# A group is residually finite iff profinite topology is Hausdorff

In solving some exercises in Sageev's notes on $CAT(0)$ cube complexes I've needed to use the following fact that I would like to know how to prove.

A group $G$ is residually finite if and only if the profinite topology on $G$ is Hausdorff.

Here the working definition of residually finite is that the trivial subgroup is separable; where a subgroup $H < G$ is separable if for all $g \in G-H$ there is a finite index $K < G$ with $H<K$ and $g \not\in K$.

The profinite topology is generated by the basis of cosets of finite index subgroups of $G$. It can also be shown that you could instead use cosets of finite index normal subgroups of $G$.

Any hints are appreciated, and I actually only need to understand the forward direction.

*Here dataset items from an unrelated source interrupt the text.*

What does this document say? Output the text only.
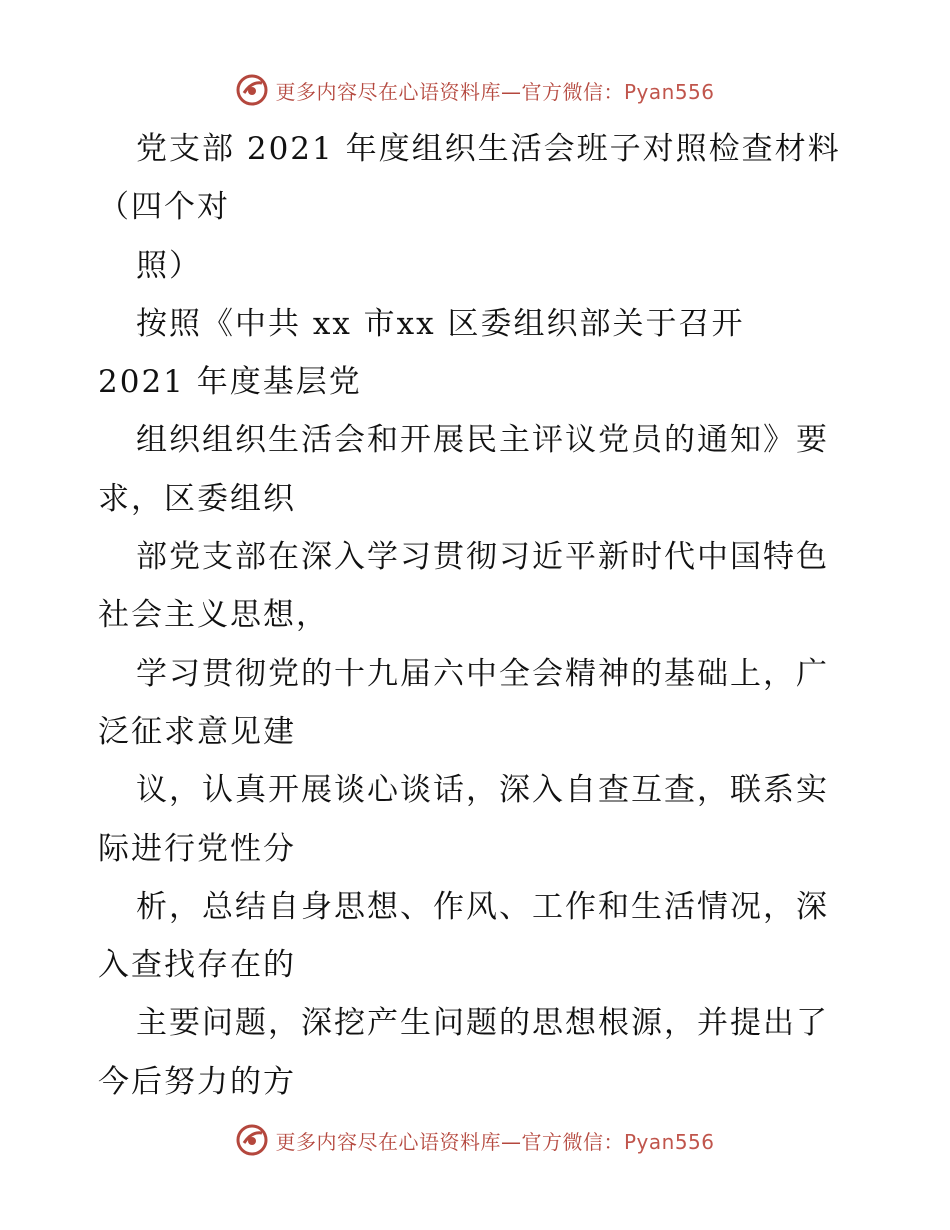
更多内容尽在心语资料库—官方微信：Pyan556
党支部 2021 年度组织生活会班子对照检查材料
（四个对
照）
按照《中共 xx 市xx 区委组织部关于召开
2021 年度基层党
组织组织生活会和开展民主评议党员的通知》要
求，区委组织
部党支部在深入学习贯彻习近平新时代中国特色
社会主义思想，
学习贯彻党的十九届六中全会精神的基础上，广
泛征求意见建
议，认真开展谈心谈话，深入自查互查，联系实
际进行党性分
析，总结自身思想、作风、工作和生活情况，深
入查找存在的
主要问题，深挖产生问题的思想根源，并提出了
今后努力的方
更多内容尽在心语资料库—官方微信：Pyan556
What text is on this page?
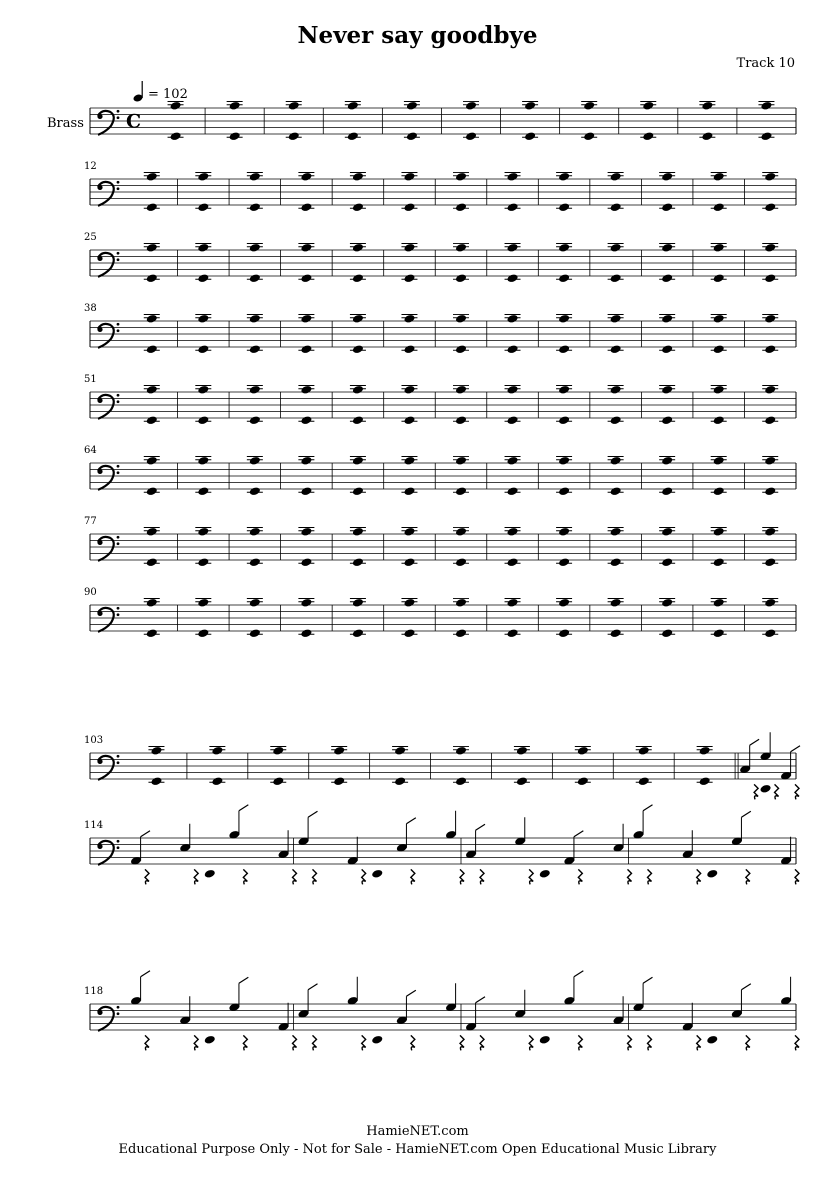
Never say goodbye
Track 10
= 102
Brass C
12
25
38
51
64
77
90
103
114
118
HamieNET.com
Educational Purpose Only - Not for Sale - HamieNET.com Open Educational Music Library
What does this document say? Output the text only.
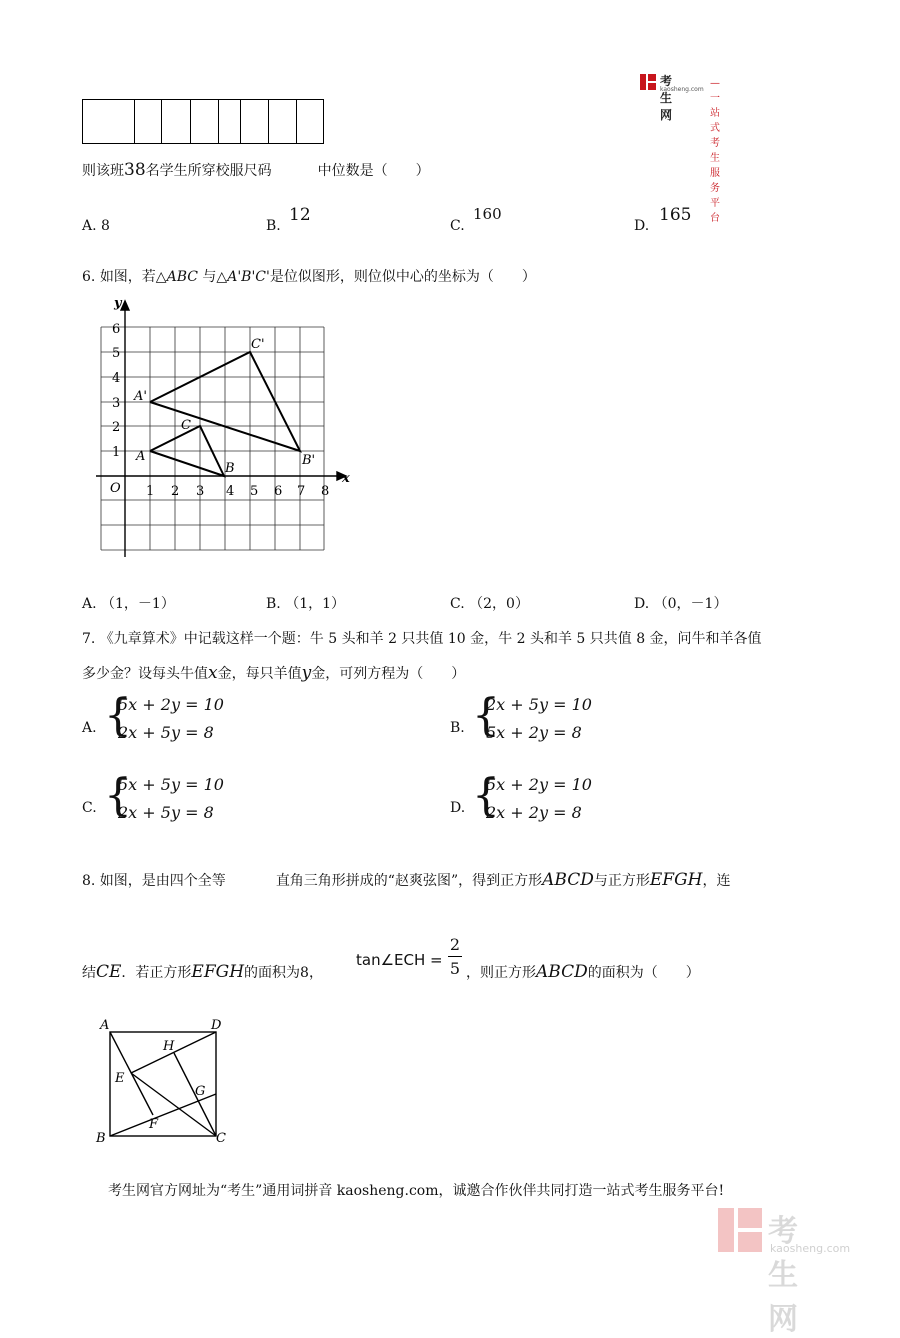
考生网
kaosheng.com
—一站式考生服务平台

则该班38名学生所穿校服尺码	中位数是（　　）
A. 8	B.
12
C.
160
D.
165
6. 如图，若△ABC 与△A'B'C'是位似图形，则位似中心的坐标为（　　）
y
x
O 1 2 3 4 5 6 7 8
1
2
3
4
5
6
A
B
C
A'
B'
C'
A. （1，－1）	B. （1，1）	C. （2，0）	D. （0，－1）
7. 《九章算术》中记载这样一个题：牛 5 头和羊 2 只共值 10 金，牛 2 头和羊 5 只共值 8 金，问牛和羊各值
多少金？设每头牛值x金，每只羊值y金，可列方程为（　　）
A. {
5x + 2y = 10
2x + 5y = 8	B. {
2x + 5y = 10
5x + 2y = 8
C. {
5x + 5y = 10
2x + 5y = 8	D. {
5x + 2y = 10
2x + 2y = 8
8. 如图，是由四个全等	直角三角形拼成的“赵爽弦图”，得到正方形ABCD与正方形EFGH，连
结CE．若正方形EFGH的面积为8，
tan∠ECH =
2
5 ，则正方形ABCD的面积为（　　）
A	D
B	C
E
F
G
H
考生网官方网址为“考生”通用词拼音 kaosheng.com，诚邀合作伙伴共同打造一站式考生服务平台!
考生网
kaosheng.com
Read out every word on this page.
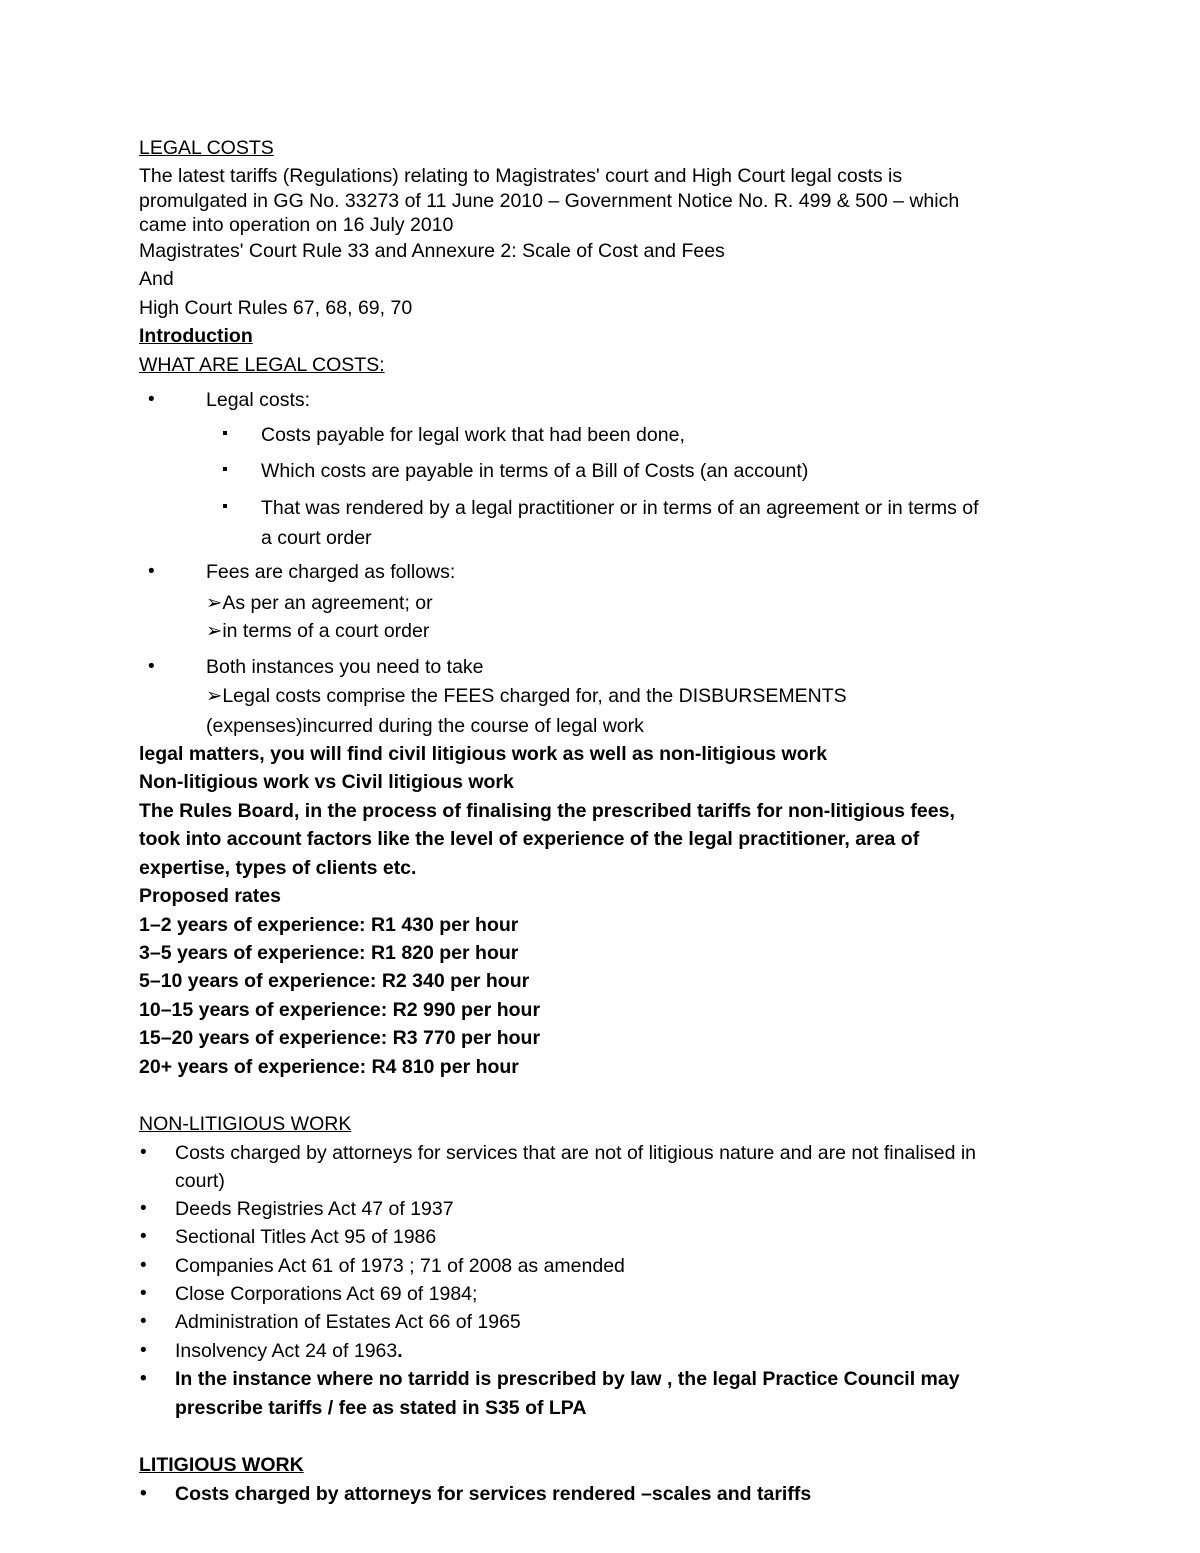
LEGAL COSTS
The latest tariffs (Regulations) relating to Magistrates' court and High Court legal costs is
promulgated in GG No. 33273 of 11 June 2010 – Government Notice No. R. 499 & 500 – which
came into operation on 16 July 2010
Magistrates' Court Rule 33 and Annexure 2: Scale of Cost and Fees
And
High Court Rules 67, 68, 69, 70
Introduction
WHAT ARE LEGAL COSTS:
•	Legal costs:
Costs payable for legal work that had been done,
Which costs are payable in terms of a Bill of Costs (an account)
That was rendered by a legal practitioner or in terms of an agreement or in terms of
a court order
•	Fees are charged as follows:
➢As per an agreement; or
➢in terms of a court order
•	Both instances you need to take
➢Legal costs comprise the FEES charged for, and the DISBURSEMENTS
(expenses)incurred during the course of legal work
legal matters, you will find civil litigious work as well as non-litigious work
Non-litigious work vs Civil litigious work
The Rules Board, in the process of finalising the prescribed tariffs for non-litigious fees,
took into account factors like the level of experience of the legal practitioner, area of
expertise, types of clients etc.
Proposed rates
1–2 years of experience: R1 430 per hour
3–5 years of experience: R1 820 per hour
5–10 years of experience: R2 340 per hour
10–15 years of experience: R2 990 per hour
15–20 years of experience: R3 770 per hour
20+ years of experience: R4 810 per hour
NON-LITIGIOUS WORK
• Costs charged by attorneys for services that are not of litigious nature and are not finalised in
court)
• Deeds Registries Act 47 of 1937
• Sectional Titles Act 95 of 1986
• Companies Act 61 of 1973 ; 71 of 2008 as amended
• Close Corporations Act 69 of 1984;
• Administration of Estates Act 66 of 1965
• Insolvency Act 24 of 1963.
• In the instance where no tarridd is prescribed by law , the legal Practice Council may
prescribe tariffs / fee as stated in S35 of LPA
LITIGIOUS WORK
• Costs charged by attorneys for services rendered –scales and tariffs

• I guess that if you take classical definition of residual finiteness (every $g \in G$ is nontrivial in some finite quotient of $G$) and observe that canonical map $G \to \hat G$ is mono iff $G$ residually finite, you can easily deduce your statement. – xsnl Apr 6 '17 at 14:18

Hint: if $x,y \in G$ with $x \neq y$, then $xy^{-1} \neq 1$, hence there is an open normal subgroup $N$ (of finite index) with $xy^ {-1} \notin N$. But then $xN \cap yN = \emptyset$.